The death of popular British fashion designer and style icon Vivienne Westwood has been announced to the dismay of score of fashion buffs and enthusiasts from around the globe.
Vivienne passed away at the age of 81, peacefully, surrounded by her family, at her home in London on Thursday, according to an official statement from her eponymous company.
The death of the designer considered to be one of the original architects of the punk fashion look was announced on the Instagram page of her fashion brand.
“Vivienne continued to do the things she loved, up until the last moment, designing, working on her art, writing her book and changing the world for the better. She led an amazing life. Her innovation and impact over the last 60 years has been immense and will continue into the future,” continued the post.
As a parting shot we highlight nine things you may not know about the late British fashion designer and style icon.
1.) Vivienne Isabel Swire was born April 8, 1941, in Cheshire, England.
2.) Her father, Gordon, was a grocer and then a storekeeper in an aircraft factory, and her mother, Dora, worked in cotton mills.
3.) She married Derek Westwood, a home appliance exec, in 1962 and had a son, Benjamin, but they divorced three years later.
4.) She met McLaren and they had a son, Joseph, in 1967. Four years later, McLaren opened a shop, Let It Rock (at the location that would become SEX), and Westwood designed clothes to fill it.
5.)Together, they eventually launched a series of fashion collections before Westwood went out on her own in the mid-1980s.
6.) Her signature aesthetic evolved, mixing reappropriated tartan patterns with safety pins, tulle and corsets in looks that parodied the British upper class.
7.) Westwood’s “Queen of Punk” status was cemented in the 1980s as she created some of her most iconic designs.

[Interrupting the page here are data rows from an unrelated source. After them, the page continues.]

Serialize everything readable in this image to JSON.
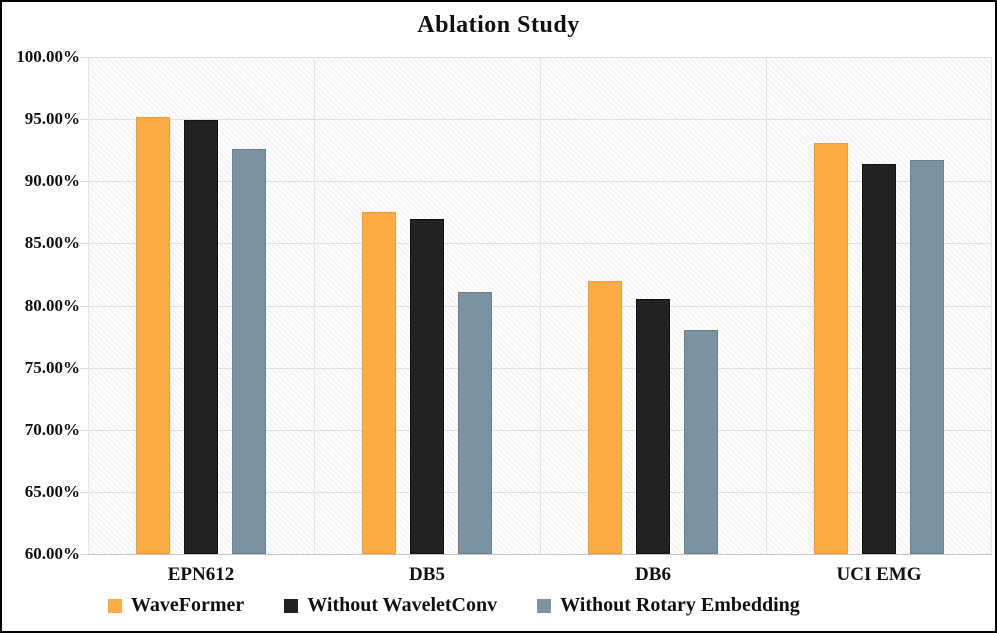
{
  "chart_data": {
    "type": "bar",
    "title": "Ablation Study",
    "categories": [
      "EPN612",
      "DB5",
      "DB6",
      "UCI EMG"
    ],
    "series": [
      {
        "name": "WaveFormer",
        "color": "#FCAB45",
        "border_color": "#F09A35",
        "values": [
          95.2,
          87.5,
          82.0,
          93.1
        ]
      },
      {
        "name": "Without WaveletConv",
        "color": "#222222",
        "border_color": "#111111",
        "values": [
          94.9,
          87.0,
          80.5,
          91.4
        ]
      },
      {
        "name": "Without Rotary Embedding",
        "color": "#7B93A0",
        "border_color": "#65818F",
        "values": [
          92.6,
          81.1,
          78.0,
          91.7
        ]
      }
    ],
    "xlabel": "",
    "ylabel": "",
    "ylim": [
      60,
      100
    ],
    "ytick_step": 5,
    "yticks": [
      "100.00%",
      "95.00%",
      "90.00%",
      "85.00%",
      "80.00%",
      "75.00%",
      "70.00%",
      "65.00%",
      "60.00%"
    ],
    "grid": true,
    "legend_position": "bottom"
  }
}
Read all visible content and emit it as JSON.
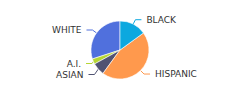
{
  "chart_data": {
    "type": "pie",
    "categories": [
      "WHITE",
      "A.I.",
      "ASIAN",
      "HISPANIC",
      "BLACK"
    ],
    "values": [
      30,
      3,
      7,
      45,
      15
    ]
  }
}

8.) Often edgy interpretations of pieces rooted in romantic or historical origins, her modernity was exhibited in collections inspired by everything from swashbucklers.
9.) The inspiration of the 1981 “Pirate” collection she shared with McLaren, to 19th-century crinolines, interpreted as a miniskirt (dubbed “Mini-Crini”) in a 1985 collection, as well as her legendary corset treatments.